As a little footnote, I got back to find the Olympics in full flow. We had no telly at all for a week, so it had largely passed me by for week one. An interesting thought occurred to me. Elite atheletes are bringing us huge pride and joy with there efforts, honed with years of training. The Olympics really are a truly wonderous celebration of human achievement. I do however think that the challenges some of my disabled friends have to surmount every day pale them into insignificance.

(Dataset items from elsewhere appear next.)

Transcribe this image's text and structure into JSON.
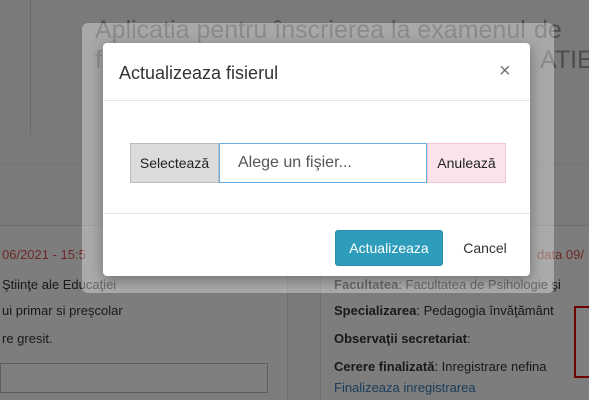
{
  "background": {
    "title_line1": "Aplicatia pentru înscrierea la examenul",
    "title_line1_right": "de",
    "title_line2_left": "f",
    "title_line2_right": "ATIE",
    "left_panel": {
      "date_text": "06/2021 - 15:5",
      "line1": "Ştiinţe ale Educaţiei",
      "line2": "ui primar si preşcolar",
      "line3": "re gresit."
    },
    "right_panel": {
      "date_text": "data 09/",
      "faculty_label": "Facultatea",
      "faculty_value": ": Facultatea de Psihologie şi",
      "spec_label": "Specializarea",
      "spec_value": ": Pedagogia învăţământ",
      "obs_label": "Observaţii secretariat",
      "obs_value": ":",
      "cerere_label": "Cerere finalizată",
      "cerere_value": ": Inregistrare nefina",
      "link": "Finalizeaza inregistrarea"
    }
  },
  "modal": {
    "title": "Actualizeaza fisierul",
    "close_glyph": "×",
    "select_label": "Selectează",
    "file_placeholder": "Alege un fişier...",
    "cancel_file_label": "Anulează",
    "update_label": "Actualizeaza",
    "cancel_label": "Cancel"
  }
}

Imagine if every single thing did, getting up, going to bed, eating, going to the toilet, washing and even cleaning your teeth, required a helper (or two). If every person you met assumed you were an idiot, because of the way you look. If every new person you met talked to you in a childish voice and asked you to repeat yourself six times as they didn't understand you. To put up with that and still be cheerful and good fun is perhaps a supreme achievement.
Please note that all comments/views expressed here are personal and in no way reflect the views/ethos of HCPT or anyone else apart from me. Some names have been changed for privacy.